I would do the same here. Under the reading of Gonzales this court has adopted in Beck and Roach, an affidavit need not make a legally necessary point “explicitly” so long it is evident from “the natural reading of the affidavit.” Beck, 139 Fed.Appx. at 957; see also Roach, 582 F.3d at 1202-03. Applying that test here, there is no question that the natural reading of the affidavit leads a reader to the conclusion that the storage unit in question was Mr. Dutton’s. No other colorable reading is even advanced by Mr. Dutton.
Not only is Gonzales’s test, properly understood, readily satisfied. The case is also distinguishable. The affidavit there contained “no facts explaining how the address [of the searched residence] was linked to Mr. Gonzales, ... the suspected criminal activity, or why the officer thought the items to be seized would be located at the residence.” 399 F.3d at 1230. By the court’s assessment today, however, neither of the latter two problems exists in our case: the affidavit before us supplies sufficient reason to think that a storage unit belonging to Mr. Dut-ton would be linked to his illegal bomb making and that contraband could be found there. Order at 6. The only question in this case is whether a not-entirely-unreasonable officer reading the warrant for Mr. Dutton’s storage unit could have thought the particular storage unit identified in the affidavit as “his” was his. This is a situation Gonzales simply did not profess to resolve. See Gonzales, 399 F.3d at 1227-28.
To be sure, we owe our panel precedents deference and may overrule them only through established en banc procedures. But it is just as surely our duty, when fairly possible, to read our precedents in light of and consistently with the Supreme Court’s directions.
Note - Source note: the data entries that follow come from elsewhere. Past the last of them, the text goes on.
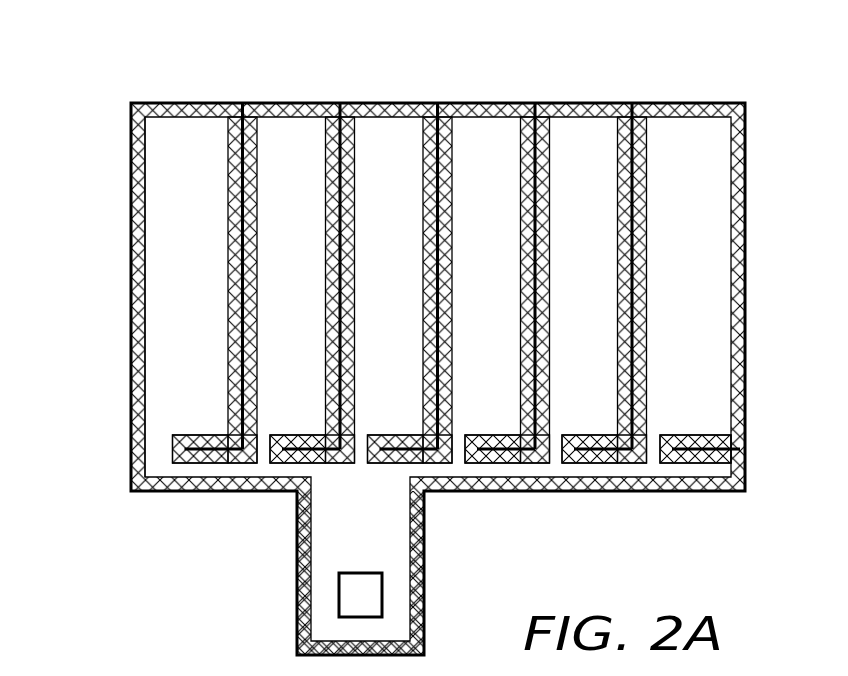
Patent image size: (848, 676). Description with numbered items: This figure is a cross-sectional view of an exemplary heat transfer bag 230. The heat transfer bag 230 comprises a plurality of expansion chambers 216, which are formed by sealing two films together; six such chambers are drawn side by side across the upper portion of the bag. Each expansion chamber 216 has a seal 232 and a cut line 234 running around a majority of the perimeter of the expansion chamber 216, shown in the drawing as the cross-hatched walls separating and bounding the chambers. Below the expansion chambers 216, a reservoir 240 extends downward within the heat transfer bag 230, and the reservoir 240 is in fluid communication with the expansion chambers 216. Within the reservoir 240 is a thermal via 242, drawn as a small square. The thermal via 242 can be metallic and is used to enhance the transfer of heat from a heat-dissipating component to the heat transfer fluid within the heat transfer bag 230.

The heat transfer bag 230 is at (116, 58).
The expansion chambers 216 is at (387, 142).
The seal 232 is at (228, 330).
The cut line 234 is at (508, 461).
The reservoir 240 is at (337, 528).
The thermal via 242 is at (355, 598).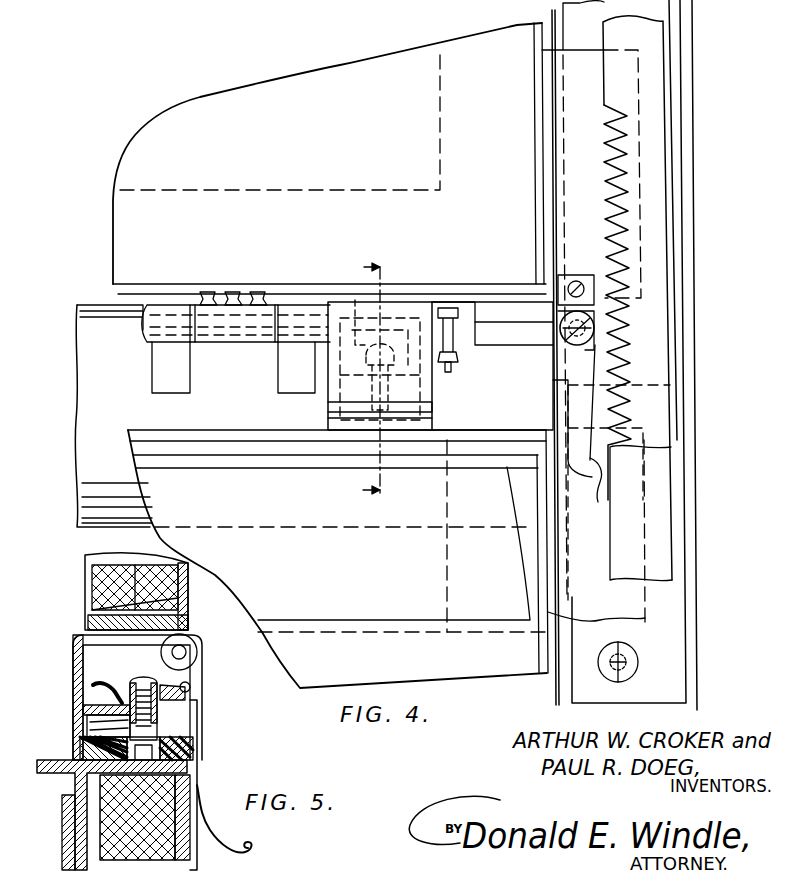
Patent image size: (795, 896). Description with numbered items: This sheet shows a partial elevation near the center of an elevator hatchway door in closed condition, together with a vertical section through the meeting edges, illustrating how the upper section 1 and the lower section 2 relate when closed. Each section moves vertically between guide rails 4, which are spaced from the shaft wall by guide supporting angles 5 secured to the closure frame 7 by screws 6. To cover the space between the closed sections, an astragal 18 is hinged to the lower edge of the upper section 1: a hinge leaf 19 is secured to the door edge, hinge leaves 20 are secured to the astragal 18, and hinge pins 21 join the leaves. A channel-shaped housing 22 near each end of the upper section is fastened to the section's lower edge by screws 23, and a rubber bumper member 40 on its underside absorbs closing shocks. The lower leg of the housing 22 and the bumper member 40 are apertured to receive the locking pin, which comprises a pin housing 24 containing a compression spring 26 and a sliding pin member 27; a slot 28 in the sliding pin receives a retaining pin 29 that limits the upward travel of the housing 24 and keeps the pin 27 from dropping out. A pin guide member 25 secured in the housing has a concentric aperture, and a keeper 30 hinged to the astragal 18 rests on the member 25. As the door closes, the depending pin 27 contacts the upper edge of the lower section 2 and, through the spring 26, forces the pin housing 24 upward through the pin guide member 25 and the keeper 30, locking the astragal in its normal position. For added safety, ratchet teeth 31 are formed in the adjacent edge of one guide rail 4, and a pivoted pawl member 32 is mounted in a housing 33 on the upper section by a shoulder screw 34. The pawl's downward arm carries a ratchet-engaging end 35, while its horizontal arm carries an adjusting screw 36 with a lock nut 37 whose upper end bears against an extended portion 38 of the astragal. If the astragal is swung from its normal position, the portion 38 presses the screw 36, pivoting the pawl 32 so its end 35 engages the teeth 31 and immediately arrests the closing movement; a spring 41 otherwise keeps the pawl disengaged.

In FIG. 4, the upper section 1 is at (244, 117).
In FIG. 5, the upper section 1 is at (105, 583).
In FIG. 4, the lower section 2 is at (330, 668).
In FIG. 5, the lower section 2 is at (105, 832).
In FIG. 4, the guide rails 4 is at (660, 33).
In FIG. 4, the guide supporting angles 5 is at (708, 624).
In FIG. 4, the screws 6 is at (640, 665).
In FIG. 4, the closure frame 7 is at (566, 638).
In FIG. 4, the astragal 18 is at (95, 473).
In FIG. 5, the astragal 18 is at (205, 820).
In FIG. 4, the hinge leaf 19 is at (222, 343).
In FIG. 4, the hinge leaves 20 is at (153, 380).
In FIG. 4, the hinge pins 21 is at (145, 330).
In FIG. 4, the channel-shaped housing 22 is at (336, 300).
In FIG. 5, the channel-shaped housing 22 is at (73, 660).
In FIG. 5, the screws 23 is at (85, 627).
In FIG. 4, the pin housing 24 is at (390, 350).
In FIG. 5, the pin housing 24 is at (143, 682).
In FIG. 5, the pin guide member 25 is at (85, 710).
In FIG. 5, the compression spring 26 is at (95, 727).
In FIG. 5, the sliding pin member 27 is at (190, 715).
In FIG. 5, the slot 28 is at (82, 745).
In FIG. 4, the retaining pin 29 is at (328, 413).
In FIG. 5, the retaining pin 29 is at (195, 745).
In FIG. 4, the keeper 30 is at (355, 298).
In FIG. 5, the keeper 30 is at (103, 685).
In FIG. 4, the ratchet teeth 31 is at (606, 178).
In FIG. 4, the pivoted pawl member 32 is at (467, 338).
In FIG. 4, the housing 33 is at (493, 325).
In FIG. 4, the shoulder screw 34 is at (597, 327).
In FIG. 4, the ratchet-engaging end 35 is at (588, 494).
In FIG. 4, the adjusting screw 36 is at (447, 373).
In FIG. 4, the lock nut 37 is at (455, 355).
In FIG. 4, the extended portion of astragal 38 is at (440, 302).
In FIG. 4, the rubber bumper member 40 is at (338, 442).
In FIG. 5, the rubber bumper member 40 is at (190, 762).
In FIG. 4, the spring 41 is at (560, 292).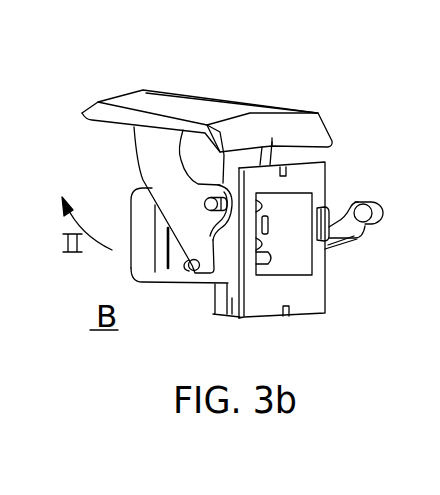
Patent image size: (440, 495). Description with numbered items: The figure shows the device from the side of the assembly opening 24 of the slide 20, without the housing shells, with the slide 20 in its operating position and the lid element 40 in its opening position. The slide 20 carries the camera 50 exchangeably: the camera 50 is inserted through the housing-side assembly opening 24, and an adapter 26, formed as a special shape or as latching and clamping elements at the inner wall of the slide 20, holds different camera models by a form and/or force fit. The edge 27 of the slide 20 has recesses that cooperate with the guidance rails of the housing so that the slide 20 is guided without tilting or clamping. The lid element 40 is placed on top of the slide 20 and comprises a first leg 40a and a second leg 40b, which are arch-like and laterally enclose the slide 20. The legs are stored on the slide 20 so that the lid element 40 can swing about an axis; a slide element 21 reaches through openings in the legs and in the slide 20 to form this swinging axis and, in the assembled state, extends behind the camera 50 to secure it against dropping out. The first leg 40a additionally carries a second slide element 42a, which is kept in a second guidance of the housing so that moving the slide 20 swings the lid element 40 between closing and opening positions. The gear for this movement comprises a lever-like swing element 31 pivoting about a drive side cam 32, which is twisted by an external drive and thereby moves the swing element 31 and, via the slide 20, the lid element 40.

The slide 20 is at (300, 172).
The slide element 21 is at (195, 271).
The assembly opening 24 is at (290, 207).
The adapter 26 is at (274, 256).
The edge of the slide 27 is at (297, 318).
The swing element 31 is at (357, 222).
The drive side cam 32 is at (383, 208).
The lid element 40 is at (173, 102).
The first leg 40a is at (162, 152).
The second leg 40b is at (242, 158).
The second slide element 42a is at (205, 205).
The camera 50 is at (137, 220).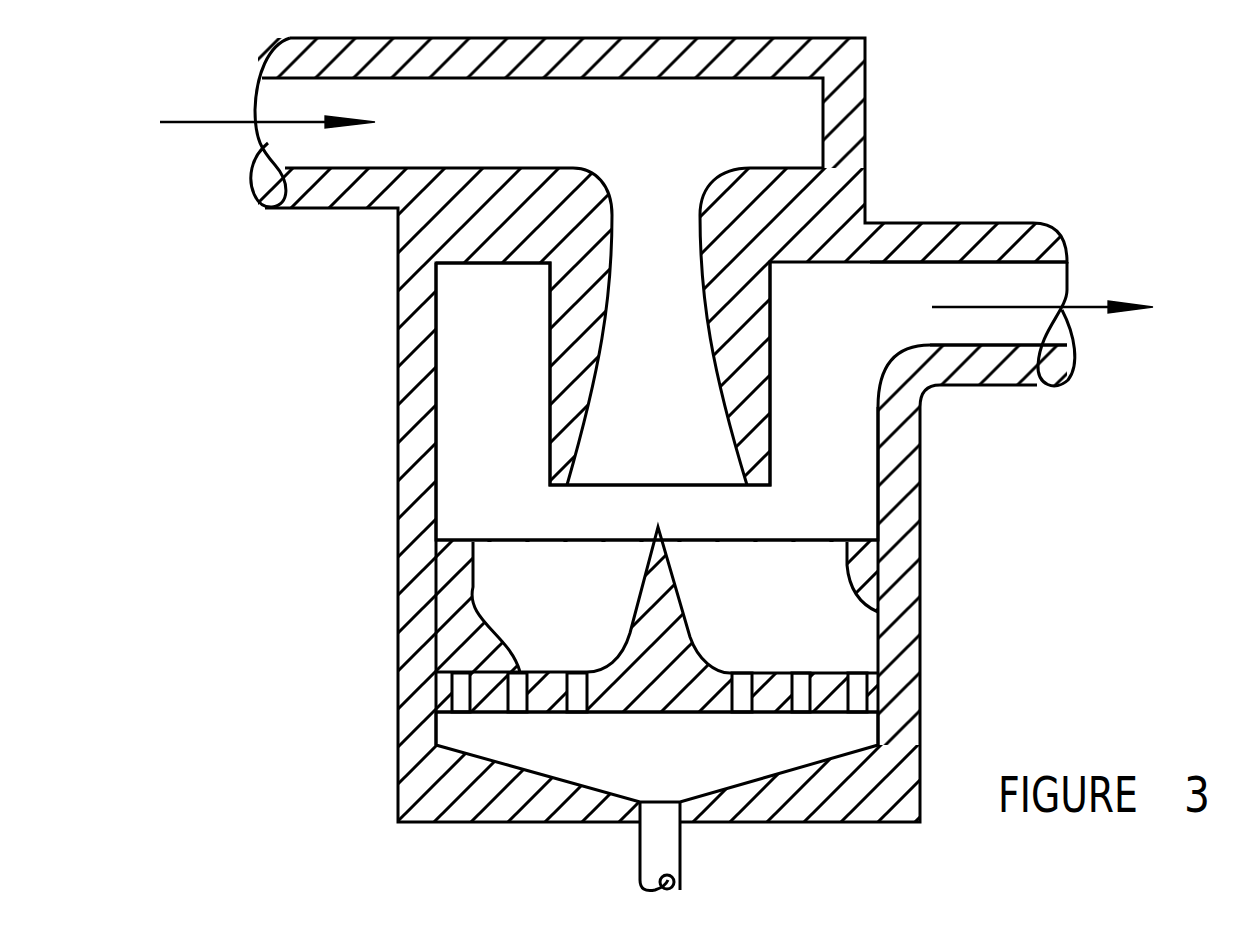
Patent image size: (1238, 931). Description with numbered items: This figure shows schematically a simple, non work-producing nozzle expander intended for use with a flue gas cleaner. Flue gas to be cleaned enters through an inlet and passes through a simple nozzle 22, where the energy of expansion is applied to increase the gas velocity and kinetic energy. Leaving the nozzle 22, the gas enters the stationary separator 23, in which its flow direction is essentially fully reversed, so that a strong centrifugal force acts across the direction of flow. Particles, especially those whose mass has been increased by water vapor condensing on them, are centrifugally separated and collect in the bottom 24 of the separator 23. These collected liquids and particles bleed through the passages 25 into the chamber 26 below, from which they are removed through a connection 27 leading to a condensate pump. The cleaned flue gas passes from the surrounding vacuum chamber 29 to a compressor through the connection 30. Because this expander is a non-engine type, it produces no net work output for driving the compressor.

The nozzle 22 is at (637, 247).
The stationary separator 23 is at (750, 607).
The bottom of the separator 24 is at (523, 670).
The passages 25 is at (460, 698).
The chamber 26 is at (737, 755).
The connection to a condensate pump 27 is at (657, 845).
The vacuum chamber 29 is at (473, 372).
The connection to a compressor 30 is at (938, 290).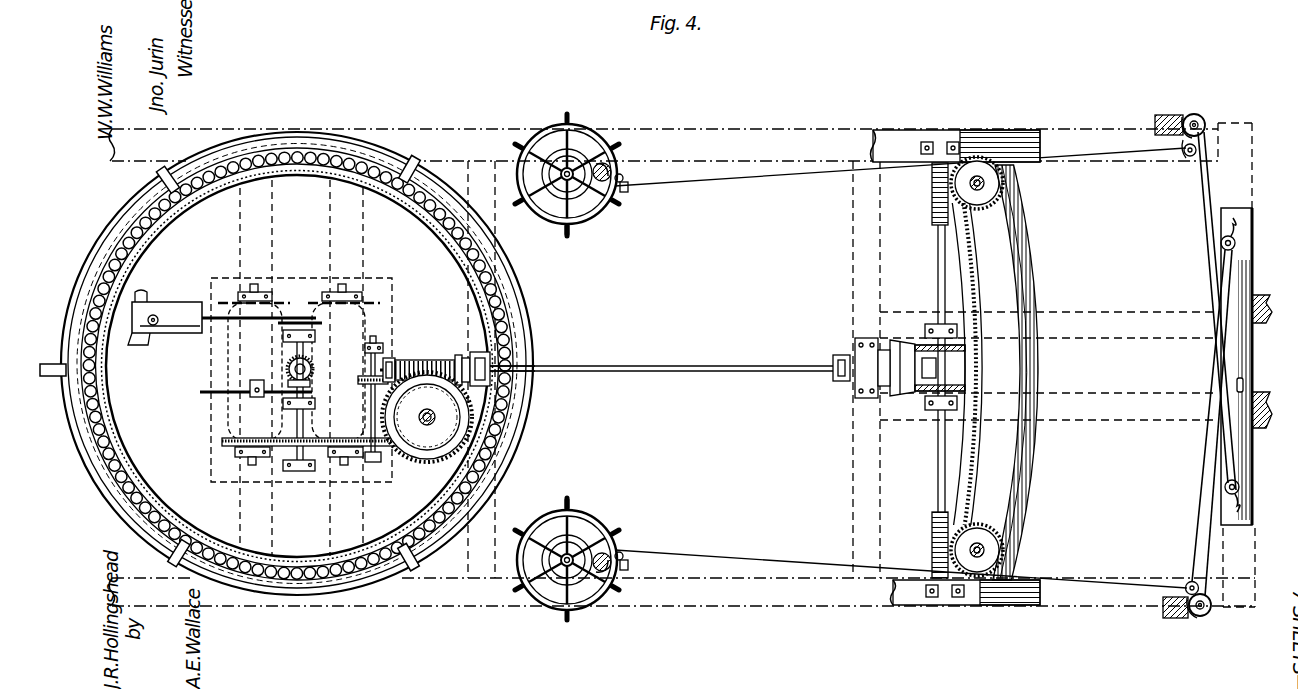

When it comes to Gonzales, this court in Beck and Roach has *822read it far less expansively than the court does today and much more harmoniously with Leon. I would follow that same course here. Extending Gonzales to require exclusion in this case is not required by our precedent (it is closer to inconsistent with it) and it leads us to issue a decision today that is inconsistent as well with the Supreme Court’s directions in Leon. Respectfully, I decline to follow that path.